I can't express properly how awesome it is, really.



In the Ars article, I noticed the author mentions you can't use XCode's layout tools.

In practice, how big a problem is that?


Some people hate interface builder and don't use it at all. I really like it and would have a really hard time getting rid of it. The amount of code you would need to write to make all of your views would be terrible.

I would liken it to not using HTML when you're making a web app and you can only use javascript to generate (by hand) all of the UI.


Except that I feel the control you lost by using IB is smaller compared to the control you lose by using an HTML builder. But then again, it's been forever since I last used an HTML builder.

In both cases, there are border cases that need to be handled in code (or markup).


I quite like Interface Builder, and this sounds like a bit of a deal-breaker for me. I'd rather not have my controllers cluttered with UI-positioning code, etc. It's a much more elegant way to create you UI (most of the time).

I bet they are working on it, though...


I tried a bit, technically it works but currently you have to compile your xib to nib manually using ibtool.

That may have changed tough because I dropped the xib as I didn't really needed it.


How does that work? Layout the view, convert the XIB to NIB, and load it at runtime?


In relation to working with Appcelerator or a similar system that allows you to load in images/views/visuals & position programmatically, I wouldn't say it's a problem, more a shift in practice.

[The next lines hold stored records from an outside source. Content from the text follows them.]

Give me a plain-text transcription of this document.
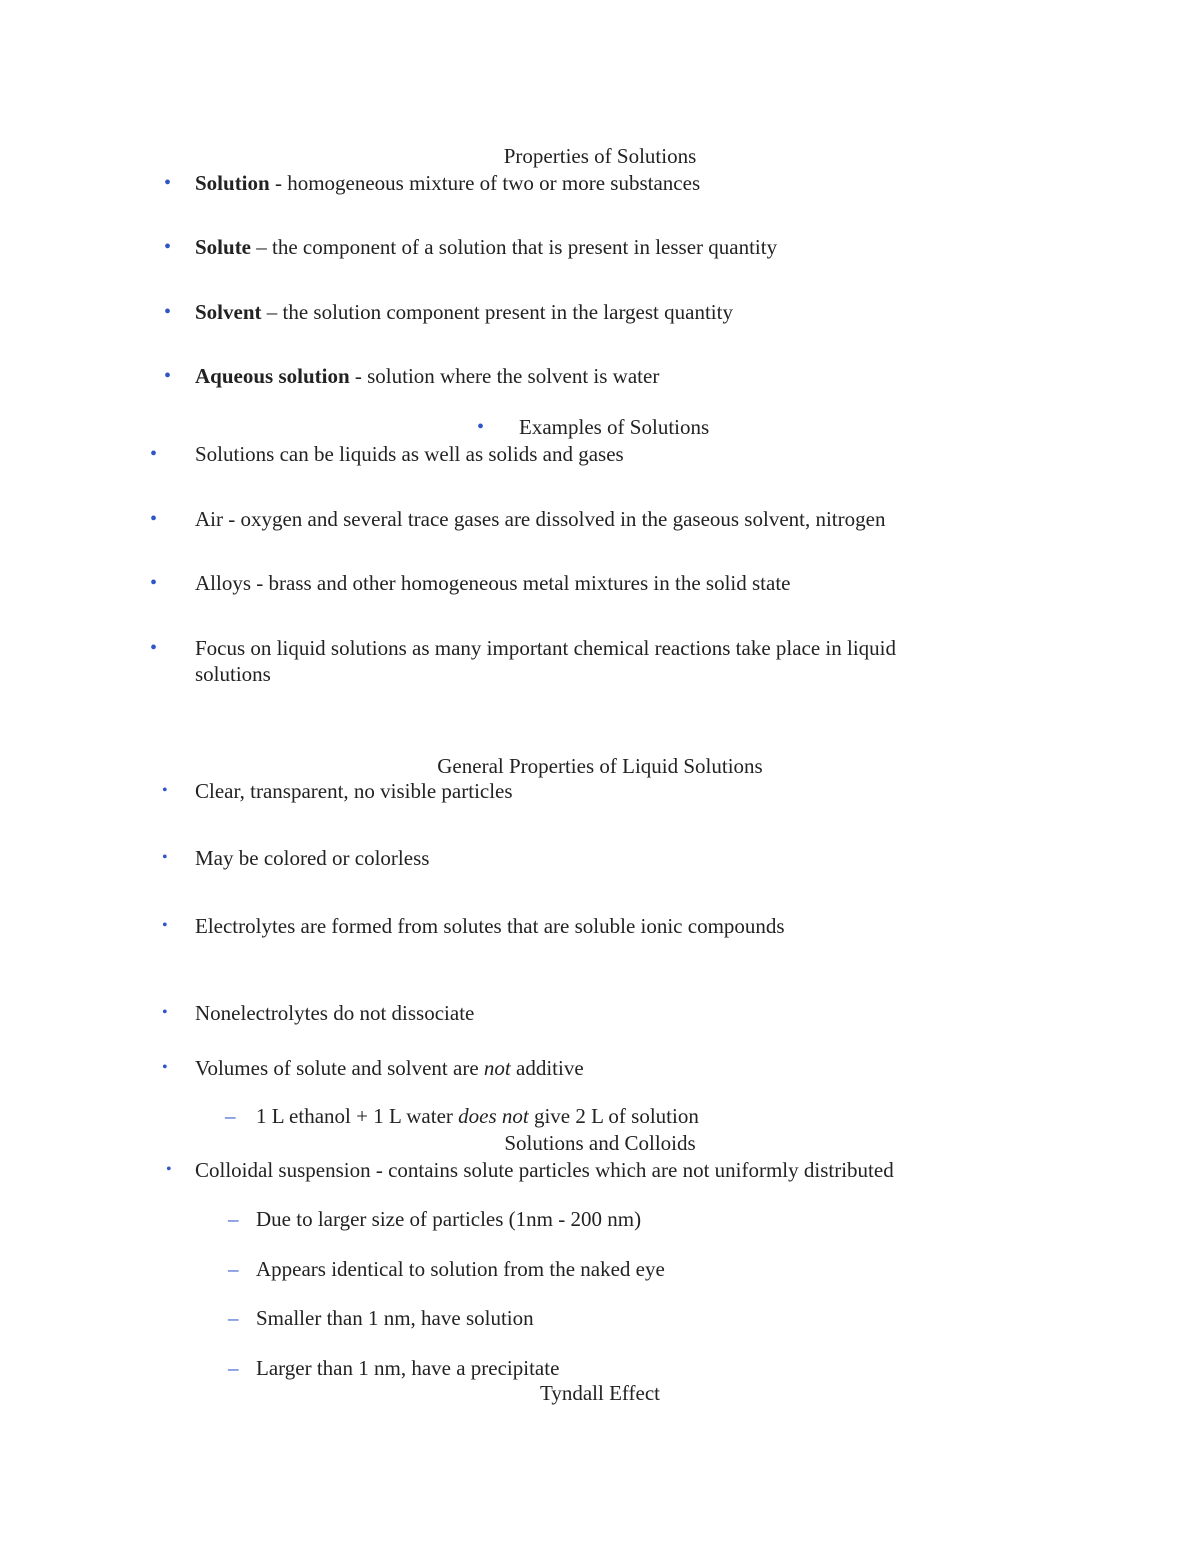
Properties of Solutions
• Solution - homogeneous mixture of two or more substances
• Solute – the component of a solution that is present in lesser quantity
• Solvent – the solution component present in the largest quantity
• Aqueous solution - solution where the solvent is water
• Examples of Solutions
• Solutions can be liquids as well as solids and gases
• Air - oxygen and several trace gases are dissolved in the gaseous solvent, nitrogen
• Alloys - brass and other homogeneous metal mixtures in the solid state
• Focus on liquid solutions as many important chemical reactions take place in liquid
solutions
General Properties of Liquid Solutions
• Clear, transparent, no visible particles
• May be colored or colorless
• Electrolytes are formed from solutes that are soluble ionic compounds
• Nonelectrolytes do not dissociate
• Volumes of solute and solvent are not additive
– 1 L ethanol + 1 L water does not give 2 L of solution
Solutions and Colloids
• Colloidal suspension - contains solute particles which are not uniformly distributed
– Due to larger size of particles (1nm - 200 nm)
– Appears identical to solution from the naked eye
– Smaller than 1 nm, have solution
– Larger than 1 nm, have a precipitate
Tyndall Effect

The call syntax is still painful compared to straight Objective-C as it actually uses more characters and is not as clean. I really wish he had come up with something that resembled Objective-C better.


I may have missed something but API calls looks like a regular Ruby call with a hash and since all [] are dropped it's systematically shorter (not even counting the fact that you don't have .h/.m, declaration/implementation, it's not just a matter of API calls).

i.e. [obj method: param second: param2]; vs obj.method(param, second: param2) which is exactly two characters shorter in ruby.

And what would be the point of having something that looks like Objective-C?


I was looking at the example and their are a fair number of commas. If you pass 3 selectors it is longer.

  UIColor.colorWithRed(red/100.0, green:green/100.0, blue:blue/100.0, alpha:1.0)
vs

  [UIColor colorWithRed:red/100.0 green:green/100.0 blue:blue/100.0 alpha:1.0];
>And what would be the point of having something that looks like Objective-C?

Because the name of the function is not colorWithRed(), it is colorWithRed:blue:green:alpha:.


Seeing as we're splitting hairs... :)

In the Ruby version I wouldn't use that selector with any parens. The resulting line would be one character longer than the ObjC version but use the Shift key one less time and would avoid two pinky trips out to the square brackets. (unless I am miscounting)

All other things being equal between the two options, and of course they aren't but let's just keep splitting hairs for a moment, it sounds like a typing win for the Ruby option. Readability is of course in the eye of the beholder.


If you want objective c syntax and behaviour surely you'd just use objective c?


Ruby is really nice for everything else, but the call syntax over to Objective-C is not quite good.